Don’t panic Berlin: Everything will come up roses

Don’t panic Berlin: Everything will come up roses

What can possibly justify this columnist’s unusual optimism over the crisis with Berlin at an exclusively very bad time, when Turkish threats have forced the German security apparatus to assign bodyguards to a Turkish-German MP? There are two very good signs: Turkey has recalled its ambassador to Berlin and it has warned of “serious consequences.” There are also other good signs that point to brighter Turkish-German relations. 

President Recep Tayyip Erdoğan accused a “superior mind” [and we don’t know if that superior mind is German or not] for the Armenian genocide resolution that passed in the Bundestag last week. Mr. Erdoğan also linked the near unanimous vote for the resolution to Islamophobia in Europe – the same Islamophobia that recently elected a Muslim man as the mayor of London.
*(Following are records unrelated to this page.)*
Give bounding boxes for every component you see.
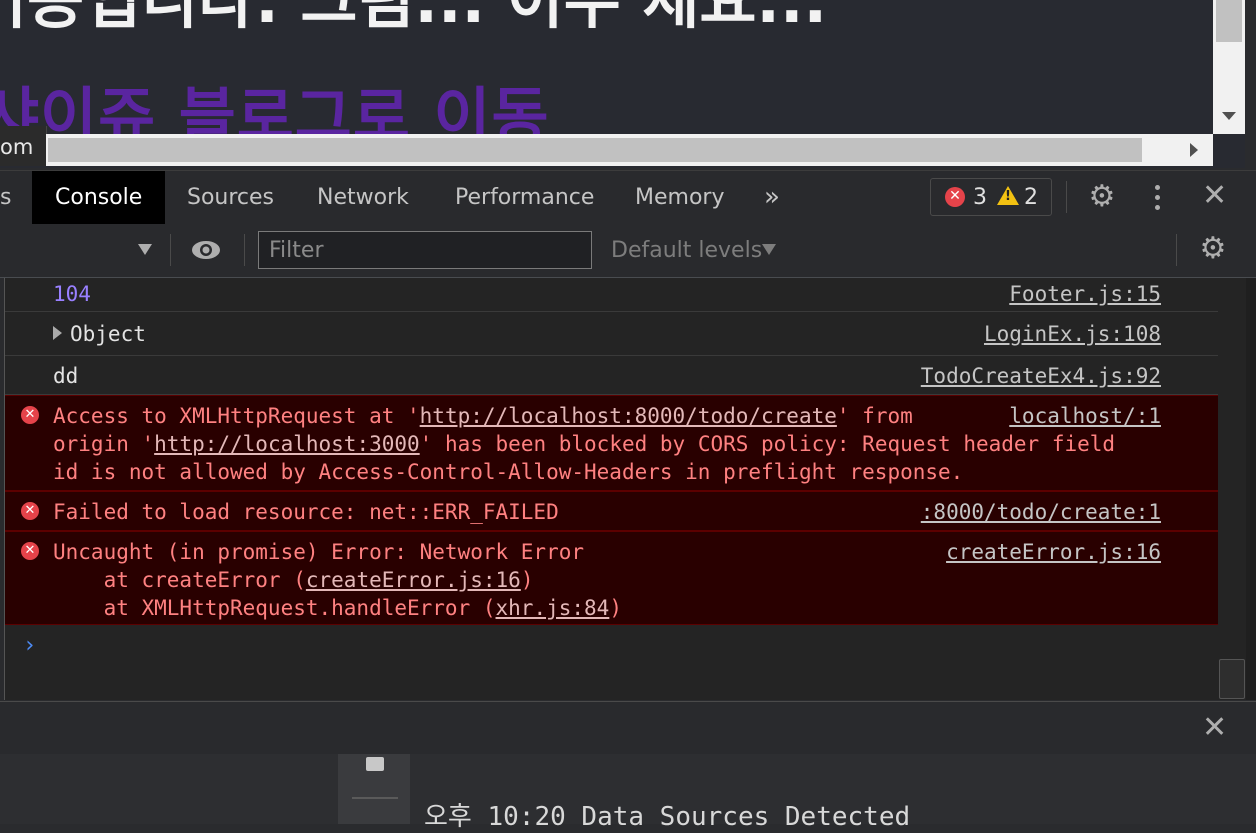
object-label: Object bbox=[70, 322, 146, 346]
error-text: ' has been blocked by CORS policy: Reque… bbox=[419, 432, 1116, 456]
stack-line: at createError (createError.js:16) bbox=[53, 568, 534, 592]
source-link[interactable]: localhost/:1 bbox=[1009, 404, 1161, 428]
tab-network[interactable]: Network bbox=[317, 171, 409, 224]
eye-icon[interactable] bbox=[191, 239, 221, 261]
issue-counts-button[interactable]: ✕ 3 ! 2 bbox=[930, 178, 1052, 216]
source-link[interactable]: Footer.js:15 bbox=[1009, 282, 1161, 306]
chevron-down-icon[interactable] bbox=[762, 244, 776, 255]
stack-line: at XMLHttpRequest.handleError (xhr.js:84… bbox=[53, 596, 622, 620]
scroll-down-arrow-icon[interactable] bbox=[1222, 112, 1236, 120]
close-icon[interactable]: ✕ bbox=[1202, 181, 1227, 211]
page-viewport: 기능입니다. 그럼... 이주 세요... 샤이쥬 블로그로 이동 om bbox=[0, 0, 1256, 168]
error-line: Failed to load resource: net::ERR_FAILED bbox=[53, 500, 559, 524]
console-row: dd TodoCreateEx4.js:92 bbox=[5, 356, 1219, 395]
gear-icon[interactable]: ⚙ bbox=[1087, 182, 1117, 212]
error-count: 3 bbox=[973, 185, 987, 210]
stack-text: at XMLHttpRequest.handleError ( bbox=[53, 596, 496, 620]
context-dropdown-icon[interactable] bbox=[138, 244, 152, 255]
url-status-tooltip: om bbox=[0, 126, 47, 166]
console-messages: 104 Footer.js:15 Object LoginEx.js:108 d… bbox=[4, 278, 1219, 700]
console-scrollbar[interactable] bbox=[1218, 278, 1246, 700]
page-heading: 기능입니다. 그럼... 이주 세요... bbox=[0, 0, 828, 37]
scrollbar-thumb[interactable] bbox=[48, 138, 1142, 162]
source-link[interactable]: TodoCreateEx4.js:92 bbox=[921, 364, 1161, 388]
warning-count: 2 bbox=[1024, 185, 1038, 210]
error-circle-icon: ✕ bbox=[945, 187, 965, 207]
scrollbar-thumb[interactable] bbox=[1219, 659, 1245, 699]
log-number: 104 bbox=[53, 282, 91, 306]
stack-link[interactable]: createError.js:16 bbox=[306, 568, 521, 592]
kebab-menu-icon[interactable] bbox=[1153, 185, 1163, 211]
page-horizontal-scrollbar[interactable] bbox=[46, 134, 1213, 166]
devtools-drawer-bar: ✕ bbox=[0, 701, 1256, 755]
error-text: Access to XMLHttpRequest at ' bbox=[53, 404, 420, 428]
window-edge bbox=[1246, 278, 1256, 700]
divider bbox=[352, 797, 398, 799]
status-text: 오후 10:20 Data Sources Detected bbox=[424, 802, 911, 832]
page-vertical-scrollbar[interactable] bbox=[1213, 0, 1245, 134]
console-error-row: ✕ Failed to load resource: net::ERR_FAIL… bbox=[5, 491, 1219, 531]
console-prompt-icon[interactable]: › bbox=[23, 633, 36, 658]
error-line: Access to XMLHttpRequest at 'http://loca… bbox=[53, 404, 913, 428]
error-circle-icon: ✕ bbox=[21, 542, 39, 560]
stop-icon[interactable] bbox=[366, 757, 384, 771]
filter-input[interactable] bbox=[258, 231, 592, 269]
stack-text: ) bbox=[609, 596, 622, 620]
divider bbox=[1066, 181, 1067, 213]
tab-sources[interactable]: Sources bbox=[187, 171, 274, 224]
source-link[interactable]: :8000/todo/create:1 bbox=[921, 500, 1161, 524]
more-tabs-icon[interactable]: » bbox=[764, 171, 780, 224]
close-icon[interactable]: ✕ bbox=[1202, 713, 1227, 743]
divider bbox=[244, 234, 245, 266]
error-circle-icon: ✕ bbox=[21, 406, 39, 424]
divider bbox=[1176, 234, 1177, 266]
stack-text: ) bbox=[520, 568, 534, 592]
scrollbar-thumb[interactable] bbox=[1216, 0, 1242, 42]
error-text: ' from bbox=[836, 404, 913, 428]
error-text: origin ' bbox=[53, 432, 155, 456]
url-link[interactable]: http://localhost:8000/todo/create bbox=[420, 404, 837, 428]
console-row: Object LoginEx.js:108 bbox=[5, 312, 1219, 356]
console-toolbar: Default levels ⚙ bbox=[0, 224, 1256, 278]
console-error-row: ✕ Uncaught (in promise) Error: Network E… bbox=[5, 531, 1219, 625]
tab-elements-partial[interactable]: s bbox=[0, 171, 11, 224]
error-circle-icon: ✕ bbox=[21, 502, 39, 520]
divider bbox=[170, 234, 171, 266]
expand-triangle-icon[interactable] bbox=[53, 326, 62, 340]
stack-text: at createError ( bbox=[53, 568, 306, 592]
log-levels-dropdown[interactable]: Default levels bbox=[611, 224, 762, 277]
tab-memory[interactable]: Memory bbox=[635, 171, 724, 224]
stack-link[interactable]: xhr.js:84 bbox=[496, 596, 610, 620]
window-edge bbox=[1245, 0, 1256, 168]
object-expander[interactable]: Object bbox=[53, 322, 146, 346]
warning-triangle-icon: ! bbox=[997, 186, 1019, 205]
error-line: origin 'http://localhost:3000' has been … bbox=[53, 432, 1115, 456]
log-text: dd bbox=[53, 364, 79, 388]
devtools-tab-bar: s Console Sources Network Performance Me… bbox=[0, 170, 1256, 225]
error-line: Uncaught (in promise) Error: Network Err… bbox=[53, 540, 585, 564]
error-line: id is not allowed by Access-Control-Allo… bbox=[53, 460, 964, 484]
console-row: 104 Footer.js:15 bbox=[5, 278, 1219, 312]
url-link[interactable]: http://localhost:3000 bbox=[154, 432, 420, 456]
source-link[interactable]: createError.js:16 bbox=[946, 540, 1161, 564]
scroll-right-arrow-icon[interactable] bbox=[1190, 143, 1198, 157]
gear-icon[interactable]: ⚙ bbox=[1198, 234, 1228, 264]
tab-console[interactable]: Console bbox=[32, 171, 166, 224]
background-app-area: 오후 10:20 Data Sources Detected bbox=[0, 754, 1256, 832]
source-link[interactable]: LoginEx.js:108 bbox=[984, 322, 1161, 346]
tab-performance[interactable]: Performance bbox=[455, 171, 594, 224]
console-error-row: ✕ Access to XMLHttpRequest at 'http://lo… bbox=[5, 395, 1219, 491]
Then one of the Turkish Pravdas posted a picture of Chancellor Angela Merkel with her name printed above her upper lip in block letters made to look like Hitler’s “toothbrush” mustache. 

There is nothing seriously wrong on the Berlin-Ankara axis over things that Prime Minister Binali Yıldırım says were just “ordinary events that could take place in any society or any country.” Never mind if those “ordinary events” were hundreds of thousands of people perishing…

But the biggest safety valve for the healthy future of Turkish-German relations is Turkey’s customary “bark and bite” problem. Let me explain.  

Before the French legislature recognized the Armenian genocide in 2001, Turkey threatened to freeze all economic, political and military ties with the country, including defense contracts. In response, the French parliament recognized the Armenian genocide. And Turkey’s bilateral trade with France rose from $4 billion in 2001 to $15 billion a decade later. The German crisis will most probably have the same “positive trade effect” – or even more.

However, a decade later, Turkey was threatening France again: This time, all economic, political and military ties would be frozen if the French legislature criminalized denial of Armenian genocide. Then foreign minister Ahmet Davutoğlu said the French bill, if passed, would “dishonor our country and nation.”
 
Having learned from past experiences how punishing Turkey’s wrath could be, the French legislature passed the genocide denial bill. A few months later, France’s Supreme Court overturned the bill. So in the end “our country and nation were not dishonored.” In June 2012, Mr. Davutoğlu cheerfully announced that Turkey and France could now live happily ever after. 

That introduced a new Turkish jurisprudence on the Armenian genocide dispute. Between 2001 and 2012, Turkey moved from threatening countries whose legislatures recognized the genocide to living happily ever after with such countries as long as their denial laws did not go into effect.

As I wrote here in March 2015: “Turkey’s deterrence-through-$$$$$ policy on the Armenian genocide issue embarrassingly collapsed in 2012. With the French precedent, no country will take ‘Turkey’s wrath’ seriously because it does not exist.”

Turkish jurisprudence over the Armenian genocide dispute will surely be carefully examined by countries that have not yet recognized the genocide. 

It is difficult to keep track of the flight itineraries of Turkish ambassadors recalled over genocide rows before being sent back. There is no doubt that the Turkish ambassador to Berlin, now in Ankara, bought a two-way ticket – after all, they are cheaper!